The argument was as simpleminded as a John Birch Society leaflet and it was amazing a man as sophisticated as Sélim could believe in it. Fairlie said, “There's one difference, isn't there. The people aren't on your side. They don't share your ideas—the fact is they're more likely to support repression than revolution. I quote one of your own heroes—‘Guerrilla warfare must fail if its political objectives don't coincide with the aspirations of the people.' That's Chairman Mao.”

Quite clearly it had taken Sélim by surprise, even more so than Abdul. Sélim almost snapped back at him. “You presume to quote Mao to me. I'll give you Mao—‘The first law of warfare is to protect ourselves and destroy the enemy. Political power grows out of the barrel of a gun. Guerrillas must educate the people in the meaning of guerrilla warfare. It is our task to intensify guerrilla terrorism until the enemy is forced to become increasingly severe and oppressive.'”

“The world's not a clinic for your experiments in stupidity. Your brand of star-chamber justice stinks of murder. Why don't you go ahead and kill me? It's what you really want, isn't it?”
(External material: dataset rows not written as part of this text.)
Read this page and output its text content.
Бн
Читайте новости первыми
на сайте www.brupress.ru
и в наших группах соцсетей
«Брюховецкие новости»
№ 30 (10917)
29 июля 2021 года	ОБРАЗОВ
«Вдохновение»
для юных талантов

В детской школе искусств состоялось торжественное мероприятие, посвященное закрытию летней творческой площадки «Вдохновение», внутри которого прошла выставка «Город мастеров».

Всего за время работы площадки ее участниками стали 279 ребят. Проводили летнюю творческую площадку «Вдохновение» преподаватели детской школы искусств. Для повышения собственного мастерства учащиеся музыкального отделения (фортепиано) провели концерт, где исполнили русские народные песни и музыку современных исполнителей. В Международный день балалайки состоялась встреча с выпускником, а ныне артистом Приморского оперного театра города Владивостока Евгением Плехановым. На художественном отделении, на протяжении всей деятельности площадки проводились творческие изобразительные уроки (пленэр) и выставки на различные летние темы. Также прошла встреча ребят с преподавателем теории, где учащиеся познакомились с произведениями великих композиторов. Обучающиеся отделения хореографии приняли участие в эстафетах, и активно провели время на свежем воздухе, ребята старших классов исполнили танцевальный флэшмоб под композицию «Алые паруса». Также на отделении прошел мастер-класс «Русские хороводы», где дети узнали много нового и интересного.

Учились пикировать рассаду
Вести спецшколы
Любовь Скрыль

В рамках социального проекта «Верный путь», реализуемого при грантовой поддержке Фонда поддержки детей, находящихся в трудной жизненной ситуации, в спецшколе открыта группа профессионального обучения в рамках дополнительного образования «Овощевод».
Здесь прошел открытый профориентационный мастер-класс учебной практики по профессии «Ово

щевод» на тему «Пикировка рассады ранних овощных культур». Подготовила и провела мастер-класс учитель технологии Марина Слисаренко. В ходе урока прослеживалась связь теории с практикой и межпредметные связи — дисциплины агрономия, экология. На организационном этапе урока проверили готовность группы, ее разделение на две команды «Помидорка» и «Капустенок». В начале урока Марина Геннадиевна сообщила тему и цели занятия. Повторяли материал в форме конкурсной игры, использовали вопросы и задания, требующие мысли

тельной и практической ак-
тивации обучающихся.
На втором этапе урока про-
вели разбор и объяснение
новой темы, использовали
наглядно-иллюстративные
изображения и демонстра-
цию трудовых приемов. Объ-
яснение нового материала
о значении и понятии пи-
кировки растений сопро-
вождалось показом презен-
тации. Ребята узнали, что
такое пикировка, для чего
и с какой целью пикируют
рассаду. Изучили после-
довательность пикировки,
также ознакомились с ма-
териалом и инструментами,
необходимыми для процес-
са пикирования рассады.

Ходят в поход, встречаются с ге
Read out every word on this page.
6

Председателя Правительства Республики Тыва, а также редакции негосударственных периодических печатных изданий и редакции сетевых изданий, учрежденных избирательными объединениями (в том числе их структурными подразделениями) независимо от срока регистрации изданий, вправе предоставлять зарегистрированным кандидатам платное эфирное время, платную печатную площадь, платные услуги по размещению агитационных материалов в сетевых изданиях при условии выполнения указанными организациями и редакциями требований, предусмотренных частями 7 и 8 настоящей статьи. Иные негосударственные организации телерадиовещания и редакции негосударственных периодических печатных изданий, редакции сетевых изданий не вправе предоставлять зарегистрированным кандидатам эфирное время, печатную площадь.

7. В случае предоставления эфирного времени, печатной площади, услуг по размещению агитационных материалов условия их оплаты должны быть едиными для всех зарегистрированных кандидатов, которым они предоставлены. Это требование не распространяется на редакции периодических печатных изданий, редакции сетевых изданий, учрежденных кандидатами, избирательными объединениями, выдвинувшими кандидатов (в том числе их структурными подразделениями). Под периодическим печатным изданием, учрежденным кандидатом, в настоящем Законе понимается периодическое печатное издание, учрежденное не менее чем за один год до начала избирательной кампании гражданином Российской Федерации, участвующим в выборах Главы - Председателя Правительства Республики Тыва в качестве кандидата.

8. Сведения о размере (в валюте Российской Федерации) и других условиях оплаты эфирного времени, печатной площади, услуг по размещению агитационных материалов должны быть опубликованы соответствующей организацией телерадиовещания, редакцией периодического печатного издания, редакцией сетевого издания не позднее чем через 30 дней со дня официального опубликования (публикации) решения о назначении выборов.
“I'd like to,” Sélim said in his emotionless monotone. “But I'm afraid we won't get the chance. You see we've been listening to the radio. Your friend Brewster has agreed to the exchange.”

He tried to conceal his feelings. “It might be better if he hadn't.”

“Not for you. If he'd decided to call our bluff we'd have given him your dead body.”

“I'm sure you would have.”

Abdul said, “You got balls.”

When they left Fairlie sagged back on the cot. They had diseased minds, these self-appointed revolutionaries. They lived in moral twilight with their sterile dogmas that were limited to what could be daubed on a placard. Their frenzied attachment to the apocalypse was terrifying: like the Vietnam generals they didn't care if they had to blow up the world to save it.

Most of them were congenitally naive; they saw things in a fool's terms—what wasn't totally acceptable was totally unacceptable; if you didn't like something you destroyed it utterly.

But Sélim didn't ignore things; he took everything into account. Assuredly he was a psychopath but you couldn't merely label a man and then dismiss him; a good number of the world's leaders had been psychopaths and it was a bad mistake to call them madmen and let it go at that. Sélim's mind might function without inhibition but that didn't mean it functioned without ambition.